The scores port transparently replicates unrecognized fields; the frame field is not propagated.

Control Input Port

The control port enables runtime redeployment of models. The models are deployed in all-or-nothing semantics. This means if all the provided models are successfully loaded, they fully replace the current set.

The schema for the control input port is:

models, list(tuple). List of record for each model to be deployed.
models.modelName, string. Logical name of the model.
models.modelUrl, string. URL defining the model.
models.modelData, blob. The binary data of the model. This field can be used to load a model directly from any source. This field is only used if models.modelUrl is null or empty. The blob data is expected to be a binary representation of a compressed zip file which holds the contents of the model folder.
models.*. Arbitrary parameters describing the model. They are later provided in the score.
*. Arbitrary parameters provided during model redeployment on the control port.
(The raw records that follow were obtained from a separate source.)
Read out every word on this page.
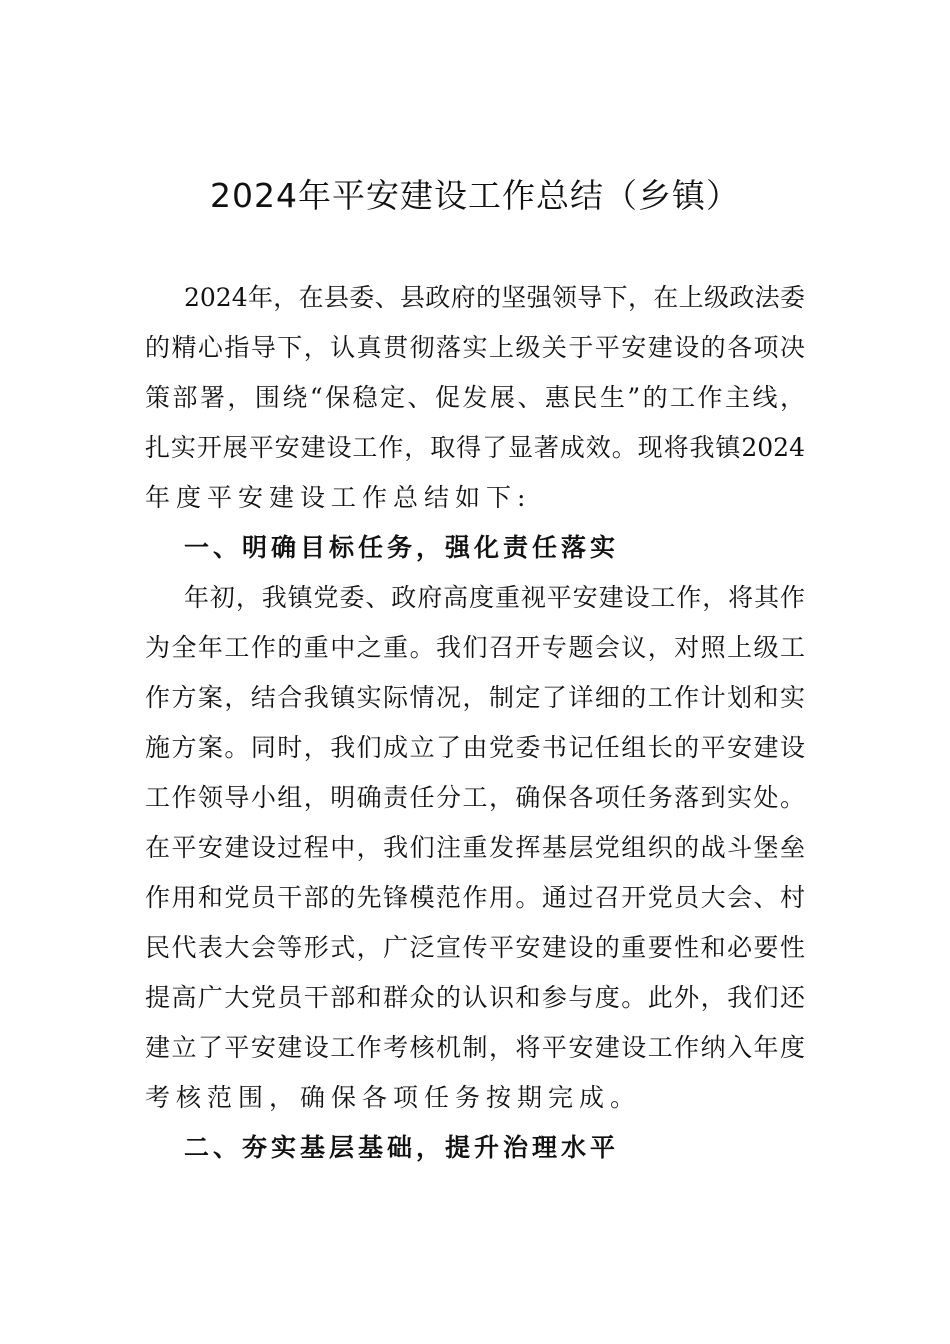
2024年平安建设工作总结（乡镇）
2024年，在县委、县政府的坚强领导下，在上级政法委
的精心指导下，认真贯彻落实上级关于平安建设的各项决
策部署，围绕“保稳定、促发展、惠民生”的工作主线，
扎实开展平安建设工作，取得了显著成效。现将我镇2024
年度平安建设工作总结如下:
一、明确目标任务，强化责任落实
年初，我镇党委、政府高度重视平安建设工作，将其作
为全年工作的重中之重。我们召开专题会议，对照上级工
作方案，结合我镇实际情况，制定了详细的工作计划和实
施方案。同时，我们成立了由党委书记任组长的平安建设
工作领导小组，明确责任分工，确保各项任务落到实处。
在平安建设过程中，我们注重发挥基层党组织的战斗堡垒
作用和党员干部的先锋模范作用。通过召开党员大会、村
民代表大会等形式，广泛宣传平安建设的重要性和必要性
提高广大党员干部和群众的认识和参与度。此外，我们还
建立了平安建设工作考核机制，将平安建设工作纳入年度
考核范围，确保各项任务按期完成。
二、夯实基层基础，提升治理水平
The status port transparently replicates unrecognized fields; do not use the status or message fields on the input port.

Status Output Port

The status port provides responses for runtime model deployment. The tuples are emitted only as responses to the control port tuples.

The schema for the status output port is:

status, string. Status of deployment. Either success or failure.
message, string. Descriptive status message.
models, list(tuple). List of record for each model to be deployed.
models.status, string. Status of the model loading. Either success or failure.
models.message, string. Descriptive model status message.
models.modelName, string. Logical name of the model.
models.modelData, blob. Binary defining the model if used to load the model.
models.modelUrl, string. URL defining the model.
models.*. Arbitrary parameters describing the model. They are later provided in the score.
* parameters other than models.

The status port transparently replicates unrecognized fields from the control port.